Published online 2012 Nov 3.
PMCID: PMC3540512
PMID: 23304403

Reducing Free-Text Communication Orders Placed by Providers Using Association Rule Mining

Abstract

Electronic health record (EHR) systems are used to collect, store and retrieve the details of patient care. Computer Provider Order Entry (CPOE) is a process by which providers directly enter patient care orders into the EHR. Providers may enter free-text orders when they are unable to find standard orders. These free-text orders require translation into a structured order which reducing efficiency, may bypass duplicate checking and can be associated with medical errors. To overcome these problems we developed a system to automatically detect free-text orders and assign them to the appropriate order categories. This system applies association rule mining on structured orders to extract the patterns of orders in the related categories. The extracted patterns were tested on a set of free-text orders for evaluation and to determine the closest matching category of structured orders. This process may be used to improve future iterations of CPOE applications.

Introduction

CPOE is widely considered as an essential informatics solution to reduce medical and prescribing errors and which may also result in increased system efficiencies6,2. Clinicians, hospital administrators, pharmacists, as well as business councils, researchers, the institute of medicine, health care agencies, and state legislatures are proponents of CPOE7. The importance of CPOE in health care is due to its significant reductions in medication errors, reductions in translation or transcription errors (from handwritten orders), and reduction in through-put time to complete orders,17. However, the efficiency of CPOE from the provider viewpoint is highly dependent on the provider’s knowledge and familiarity with the application for selection of structured orders. Projects including implementation of CPOE applications result in major changes to provider workflow and impact multiple stakeholders in the healthcare system, including providers, nurses, and ancillary departments. These are often known as ‘clinical transformation projects’ because they involve redesign of complex clinical process and integrate technology at key points to improve and optimize the ordering process.

Physicians and other health care providers at Health Quest Systems are currently using CPOE to enter orders and requests for patient care, including orders for laboratory testing, diagnostic imaging, medication administration, consult to other providers and health professionals, and direct patient care orders. The providers using CPOE select specific (structured) orders from a defined order catalog which is categorized by order type and specialty. When providers are unable to find the exact order they want to place, they may place a free-text order. In addition to requiring another clinician (usually a nurse or pharmacist) to review the free-text orders to discover exactly what the provider wants, these free-text orders bypass the clinical decision support safety checks and may be a source of inefficiency, duplicate testing and therapies. They may even contribute to inappropriate therapy resulting in avoidable medical errors.

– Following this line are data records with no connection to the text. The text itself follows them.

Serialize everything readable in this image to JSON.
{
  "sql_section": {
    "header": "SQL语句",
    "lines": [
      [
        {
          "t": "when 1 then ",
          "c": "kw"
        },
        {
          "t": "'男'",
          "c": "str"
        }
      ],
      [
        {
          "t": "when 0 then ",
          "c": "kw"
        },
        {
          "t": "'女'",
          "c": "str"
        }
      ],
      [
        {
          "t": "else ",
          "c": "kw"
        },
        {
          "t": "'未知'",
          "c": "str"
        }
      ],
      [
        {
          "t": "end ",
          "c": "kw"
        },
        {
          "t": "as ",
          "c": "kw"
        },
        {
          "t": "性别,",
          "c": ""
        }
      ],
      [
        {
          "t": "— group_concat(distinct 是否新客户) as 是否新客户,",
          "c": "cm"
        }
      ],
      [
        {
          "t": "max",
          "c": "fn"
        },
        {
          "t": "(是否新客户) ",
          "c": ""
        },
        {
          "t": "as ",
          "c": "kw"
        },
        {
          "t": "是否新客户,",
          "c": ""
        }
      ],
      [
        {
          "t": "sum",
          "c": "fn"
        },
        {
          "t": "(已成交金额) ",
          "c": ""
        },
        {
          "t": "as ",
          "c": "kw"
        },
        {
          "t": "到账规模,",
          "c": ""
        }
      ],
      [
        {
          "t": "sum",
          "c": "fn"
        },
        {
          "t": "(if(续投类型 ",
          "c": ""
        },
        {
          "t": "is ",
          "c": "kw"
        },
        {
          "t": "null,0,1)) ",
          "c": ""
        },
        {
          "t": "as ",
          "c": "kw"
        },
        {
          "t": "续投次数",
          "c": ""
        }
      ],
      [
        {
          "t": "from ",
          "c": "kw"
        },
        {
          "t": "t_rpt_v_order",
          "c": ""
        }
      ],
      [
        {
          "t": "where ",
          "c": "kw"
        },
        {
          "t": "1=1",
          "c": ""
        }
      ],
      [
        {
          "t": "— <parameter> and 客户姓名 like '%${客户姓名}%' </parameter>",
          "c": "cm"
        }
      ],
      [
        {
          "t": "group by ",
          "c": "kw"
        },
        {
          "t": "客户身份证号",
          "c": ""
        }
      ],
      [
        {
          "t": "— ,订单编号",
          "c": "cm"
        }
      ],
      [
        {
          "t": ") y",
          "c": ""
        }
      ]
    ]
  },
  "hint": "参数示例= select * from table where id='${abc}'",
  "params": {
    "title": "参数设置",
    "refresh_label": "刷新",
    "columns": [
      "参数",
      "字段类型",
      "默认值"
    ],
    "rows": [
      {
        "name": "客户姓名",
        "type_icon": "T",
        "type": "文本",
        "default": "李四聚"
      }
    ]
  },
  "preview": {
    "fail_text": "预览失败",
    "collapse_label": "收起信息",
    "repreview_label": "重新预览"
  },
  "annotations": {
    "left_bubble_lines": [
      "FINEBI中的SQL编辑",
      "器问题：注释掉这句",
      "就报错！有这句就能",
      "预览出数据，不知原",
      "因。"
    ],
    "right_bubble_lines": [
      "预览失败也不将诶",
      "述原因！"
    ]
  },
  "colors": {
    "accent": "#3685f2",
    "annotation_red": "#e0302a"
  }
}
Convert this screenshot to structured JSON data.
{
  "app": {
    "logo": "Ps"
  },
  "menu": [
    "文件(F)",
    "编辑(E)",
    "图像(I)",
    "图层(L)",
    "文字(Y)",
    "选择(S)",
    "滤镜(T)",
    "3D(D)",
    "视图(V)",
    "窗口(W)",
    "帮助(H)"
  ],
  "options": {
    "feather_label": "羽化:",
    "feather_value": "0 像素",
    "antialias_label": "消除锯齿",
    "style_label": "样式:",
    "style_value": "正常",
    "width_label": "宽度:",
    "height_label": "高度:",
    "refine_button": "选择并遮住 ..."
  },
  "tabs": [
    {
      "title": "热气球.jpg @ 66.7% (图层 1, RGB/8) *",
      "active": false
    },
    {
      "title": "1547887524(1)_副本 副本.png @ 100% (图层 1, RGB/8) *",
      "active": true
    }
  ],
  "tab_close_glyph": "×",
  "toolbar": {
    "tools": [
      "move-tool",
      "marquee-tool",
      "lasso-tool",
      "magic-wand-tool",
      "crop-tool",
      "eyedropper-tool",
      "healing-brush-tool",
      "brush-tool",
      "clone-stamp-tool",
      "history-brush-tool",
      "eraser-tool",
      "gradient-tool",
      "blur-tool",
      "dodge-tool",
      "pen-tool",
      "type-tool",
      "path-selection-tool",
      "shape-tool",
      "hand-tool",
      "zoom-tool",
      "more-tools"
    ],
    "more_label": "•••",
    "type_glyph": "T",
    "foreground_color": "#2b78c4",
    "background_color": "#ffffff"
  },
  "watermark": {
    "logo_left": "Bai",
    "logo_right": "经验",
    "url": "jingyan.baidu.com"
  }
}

Natural Language Processing (NLP) is an important tool for health care providers and decision makers. The wide variety of useful techniques and methods to overcome different and complex problems in medical documents coming from day by day activities of health care organizations makes NLP an essential and competitive solution9,10. Text mining techniques, as part of NLP solutions, can process free and unstructured text to extract meaningful knowledge automatically. Among different methods, Association Rule Mining is widely used by researchers to drive relations between words and semantics of the medical text8,11,12. We determined that NLP techniques could be used to help solve the issues with free-text medical orders.

Applying association rule mining on structured electronic health record, associations between medications, laboratory results and problems has been determined. These associations have been used to identify possible gaps in patient problem list, an important component of clinical medicine18. Temporal association mining is suitable for finding “interesting patterns” in the temporal data. This technique can be efficiently applied to different health care problems such as biomedical and clinical problems, patient monitoring, health care administrative data management and molecular biology. Consequently, those interesting patterns will be mined for the sake of temporal association rules1,13.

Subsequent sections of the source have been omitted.